ともかく、裏で探させて瞳の行方が分からないから、改めてほとぼりが冷めたころに魚人をメインには据えずに魔人を編成に組み込み、瞳をグロウフォニカ側が所有しているかどうか、様子見しながら調査や海賊行為をさせていた。撃退されて大事になったために一旦は鳴りを潜め、ステルス船を開発したのを契機に改めて探索に乗り出した……というのが俺の推測だ。
深みの魚人族は隷属魔法を受けているためにフォルガロに不利な事は、仲間内でも伝達が難しい可能性がある。隷属魔法を解いた後で改めて魚人族全体に聞いてみるべきだろう。
『魚人族への接触は不可欠であるな』
「同意見です。瞳に関しては現在、一時的に僕が預かる、という事になっていますが……今後の方針を確認したいと思います。僕には立場や約束もあります。だからこそ深みの魚人族については隷属魔法からの解放を目指したいと思っています」
境界公として、友好的他種族との親善を深める事。そしてヴァルロスとの約束は……魔人だけに限るものでもあるまい。ヴァルロス自身が人間や他の種族も含めての未来を描いていたのだから。それに、俺個人の感情的にも魚人族に肩入れしたいと思う。
『隷属魔法を解除する、か。中々驚くことを口にする』
「理屈上、必要な装備と技能、術式が欠けると再現は難しいので、他で同じことをするのは難しいかとは思います。他言無用にお願いしますね」
『それを聞いて安心した。無論だ。口外できるはずもない』
と、デメトリオ王が苦笑する。
「話を戻しましょう。隷属魔法を解除した結果として、仮に魚人族が一族の総意として報復という選択をするのだとしても……その行いが正当なもので、過度な内容でもないと周知できるように協力する事で、その後の異種族間の意趣返しの連鎖を防ぎ、深みの魚人族との友好関係を築き、西方の混乱を避ける事に繋げられるのではないかと考えます」
『加えて……フォルガロ公国の野心を挫くことにも繋がるであろうな。そうした舵取りができるのはテオドールだけ、かも知れぬ』
『隠密船の海賊行為やその対抗術式について諸国に根回しを行いつつ、魚人族の隷属を解除する事で密かに当てにしていた武力も奪う、か。

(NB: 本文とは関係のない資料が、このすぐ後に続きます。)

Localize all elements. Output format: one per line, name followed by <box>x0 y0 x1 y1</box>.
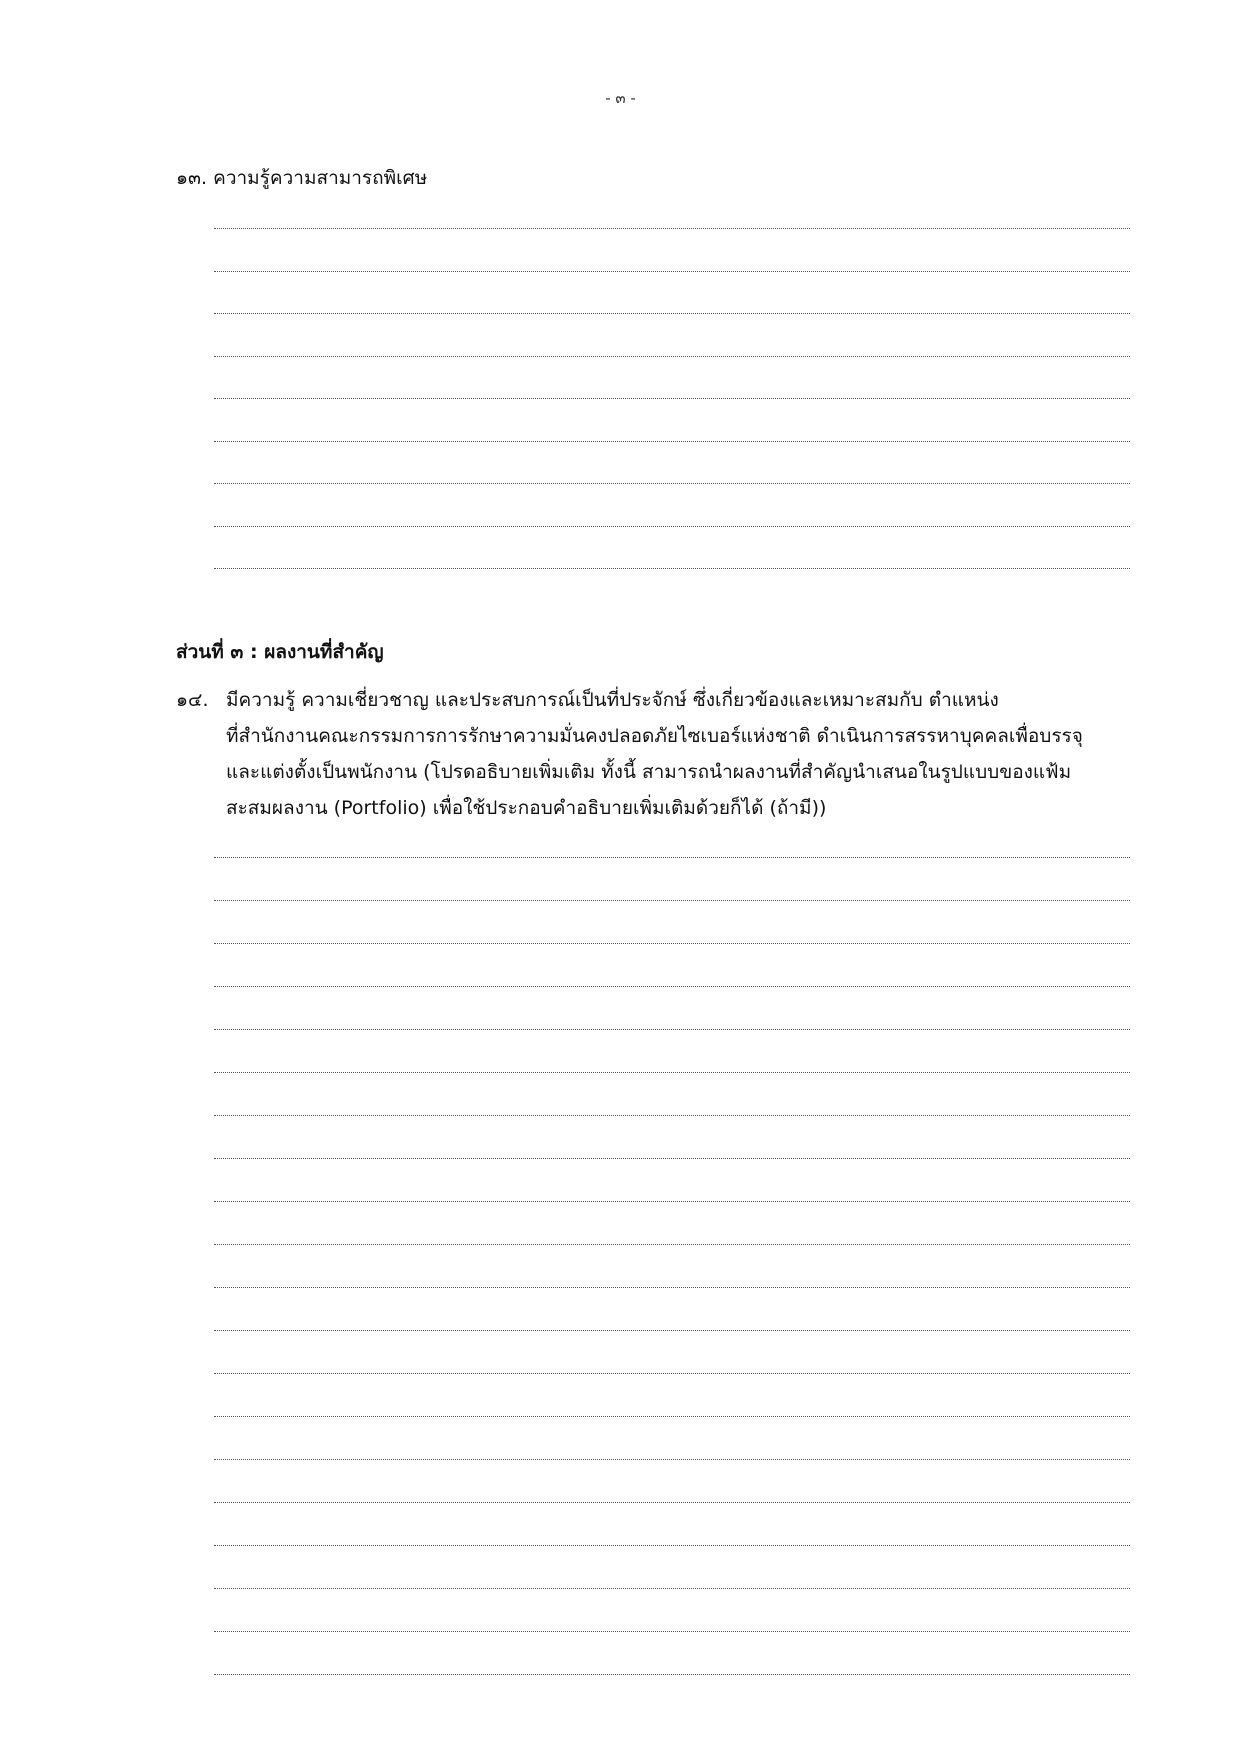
question-13-answer-line[interactable] <box>214 398 1130 399</box>
question-14-answer-line[interactable] <box>214 1588 1130 1589</box>
question-14-answer-line[interactable] <box>214 1502 1130 1503</box>
question-14-answer-line[interactable] <box>214 1158 1130 1159</box>
question-13-answer-line[interactable] <box>214 568 1130 569</box>
question-13-answer-line[interactable] <box>214 313 1130 314</box>
question-13-answer-line[interactable] <box>214 483 1130 484</box>
question-14-answer-line[interactable] <box>214 1115 1130 1116</box>
question-14-answer-line[interactable] <box>214 986 1130 987</box>
question-13-answer-line[interactable] <box>214 228 1130 229</box>
question-14-text: มีความรู้ ความเชี่ยวชาญ และประสบการณ์เป็นที่ประจักษ์ ซึ่งเกี่ยวข้องและเหมาะสมกับ ตำแหน่ง ที่สำนักงานคณะกรรมการการรักษาความมั่นคงปลอดภัยไซเบอร์แห่งชาติ ดำเนินการสรรหาบุคคลเพื่อบรรจุ และแต่งตั้งเป็นพนักงาน (โปรดอธิบายเพิ่มเติม ทั้งนี้ สามารถนำผลงานที่สำคัญนำเสนอในรูปแบบของแฟ้ม สะสมผลงาน (Portfolio) เพื่อใช้ประกอบคำอธิบายเพิ่มเติมด้วยก็ได้ (ถ้ามี)) <box>226 689 1083 819</box>
question-14-answer-line[interactable] <box>214 900 1130 901</box>
question-13-heading: ๑๓. ความรู้ความสามารถพิเศษ <box>176 167 428 189</box>
question-14-answer-line[interactable] <box>214 1029 1130 1030</box>
question-14-number: ๑๔. <box>176 689 209 711</box>
question-14-answer-line[interactable] <box>214 943 1130 944</box>
question-13-answer-line[interactable] <box>214 271 1130 272</box>
page-number: - ๓ - <box>605 89 636 107</box>
question-14-answer-line[interactable] <box>214 1459 1130 1460</box>
question-14-answer-line[interactable] <box>214 1416 1130 1417</box>
question-14-answer-line[interactable] <box>214 1287 1130 1288</box>
question-14-answer-line[interactable] <box>214 1545 1130 1546</box>
question-14-answer-line[interactable] <box>214 1244 1130 1245</box>
question-14-answer-line[interactable] <box>214 1072 1130 1073</box>
question-14-answer-line[interactable] <box>214 1373 1130 1374</box>
question-14-answer-line[interactable] <box>214 1631 1130 1632</box>
question-13-answer-line[interactable] <box>214 441 1130 442</box>
question-13-answer-line[interactable] <box>214 526 1130 527</box>
question-14 <box>176 682 1142 826</box>
question-14-answer-line[interactable] <box>214 1330 1130 1331</box>
question-13-answer-line[interactable] <box>214 356 1130 357</box>
section-3-title: ส่วนที่ ๓ : ผลงานที่สำคัญ <box>176 641 384 663</box>
question-14-answer-line[interactable] <box>214 1201 1130 1202</box>
question-14-answer-line[interactable] <box>214 1674 1130 1675</box>
question-14-answer-line[interactable] <box>214 857 1130 858</box>
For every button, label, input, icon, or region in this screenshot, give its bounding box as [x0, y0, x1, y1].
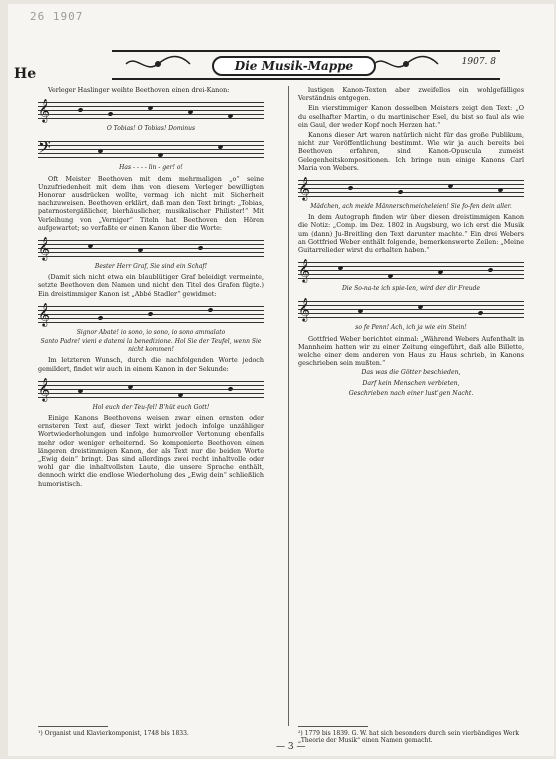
lyric-line: Mädchen, ach meide Männerschmeicheleien! Sie fo-fen dein aller. [310, 203, 512, 211]
lyric-line: so fe Penn! Ach, ich ja wie ein Stein! [355, 324, 467, 332]
treble-clef-icon: 𝄞 [298, 176, 310, 201]
paragraph: Kanons dieser Art waren natürlich nicht für das große Publikum, nicht zur Veröffentlichung bestimmt. Wie wir ja auch bereits bei Beethoven erfahren, sind Kanon-Opuscula zumeist Gelegenheitskompositionen. Ich bringe nun einige Kanons Carl Maria von Webers. [298, 131, 524, 172]
treble-clef-icon: 𝄞 [298, 297, 310, 322]
footnote: ²) 1779 bis 1839. G. W. hat sich besonders durch sein vierbändiges Werk „Theorie der Musik“ einen Namen gemacht. [298, 730, 519, 744]
margin-mark: He [14, 66, 37, 82]
footnote-rule [298, 726, 368, 727]
page [8, 4, 554, 756]
poem-line: Das was die Götter beschieden, [361, 369, 461, 377]
music-staff [38, 96, 264, 124]
left-column [38, 86, 264, 490]
music-staff [298, 256, 524, 284]
paragraph: lustigen Kanon-Texten aber zweifellos ein wohlgefälliges Verständnis entgegen. [298, 86, 524, 103]
paragraph: Im letzteren Wunsch, durch die nachfolgenden Worte jedoch gemildert, findet wir auch in einem Kanon in der Sekunde: [38, 356, 264, 373]
column-divider [288, 86, 289, 726]
paragraph: Ein vierstimmiger Kanon desselben Meisters zeigt den Text: „O du eselhafter Martin, o du martinischer Esel, du bist so faul als wie ein Gaul, der weder Kopf noch Herzen hat.“ [298, 104, 524, 129]
journal-title: Die Musik-Mappe [212, 56, 376, 76]
treble-clef-icon: 𝄞 [38, 301, 50, 326]
ornament-left-icon [124, 54, 192, 74]
lyric-line: Hol euch der Teu-fel! B'hüt euch Gott! [92, 403, 210, 411]
library-stamp: 26 1907 [30, 10, 84, 23]
lyric-line: Santo Padre! vieni e datemi la benedizione. Hol Sie der Teufel, wenn Sie nicht kommen! [40, 338, 262, 354]
paragraph: Oft Meister Beethoven mit dem mehrmaligen „o“ seine Unzufriedenheit mit dem ihm von diesem Verleger bewilligten Honorar ausdrücken wollte, vermag ich nicht mit Sicherheit nachzuweisen. Beethoven erklärt, daß man den Text bringt: „Tobias, paternostergäßlicher, bierhäuslicher, musikalischer Philister!“ Mit Verleihung von „Verniger“ Titeln hat Beethoven den Hören aufgewartet; so verfaßte er einen Kanon über die Worte: [38, 174, 264, 232]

確かに効果的だな』
メルヴィン王とデメトリオ王はそう言って、思案していたが……やがてデメトリオ王が顔を上げて頷く。
『異論はない。フォルガロに対しては遅かれ早かれ、過去をはっきりさせた上での対応が必要であろう』
『確かに。余はグロウフォニカ王国の方針に口を挟まぬが、テオドールの行動に関しては――そなたの信じる道を選んで欲しいと思う』
デメトリオ王の言葉に、メルヴィン王も目を閉じて頷く。
「ありがとうございます!」
「これで一族の者達も救われましょう……!」
俺が隷属魔法解除に向けて動けると知って、ブロウスとオルシーヴは笑顔になると、二人の王に深々と一礼をしていた。そんな二人の様子にグレイスやみんなも顔を見合わせて微笑み合ったりしている。
『よい。余は何もしてやれぬ。礼ならばそこにいるテオドールに、な』
『ここまで客人に頼る形になってしまったのは不本意ではあるが……支援は惜しまぬし、事と次第によっては兵力の派遣も辞さぬ、と約束しよう』
と、笑うメルヴィン王と、真剣な面持ちで頷いて断言するデメトリオ王である。
「ありがとうございます。お二方が許して下さればこそです。瞳については――元の持ち主に返すのが筋とは思いますが、ブロウスやオルシーヴも一族間での火種や将来の禍根となることを案じている様子があります」
『確かにな。何か策は?』
メルヴィン王が尋ねてくる。
「瞳の特性を残しつつ契約魔法を組み込む事で、所有者や目的が正当でない限り効力を封印する、という事はできると思います。当然ながら……魚人族との話し合いが必要になりそうですね」
こちらは一族とまだ会っていないので何とも言えない部分はあるが……。魚人族が今までの出来事からそういう結論を望んでくれるのなら、という話になるな。隷属魔法を受けていたということで、将来の展望については一族間でも意思疎通できる環境ではなかったのだろう。ブロウスとオルシーヴもそのあたりは何とも言えない、という事だった。
『瞳に関しては交渉次第、か。難しい話ではあるが……。そうだな。余も水晶板越しになってしまうが、交渉の場に出よう。何かしら力になれるかも知れぬ』
デメトリオ王はそんな風に断言してくれる。有り難い話だ。
そうして諸々の方針は決まり、メルヴィン王、デメトリオ王を交えての話し合いは終わったのであった。
「――テオドール君、ネレイドさん達の里、見えてきたって」
と、丁度頃合いを同じくして、イルムヒルトが教えてくれる。どうやら……そろそろ、ネレイド達の里に到着するようだな。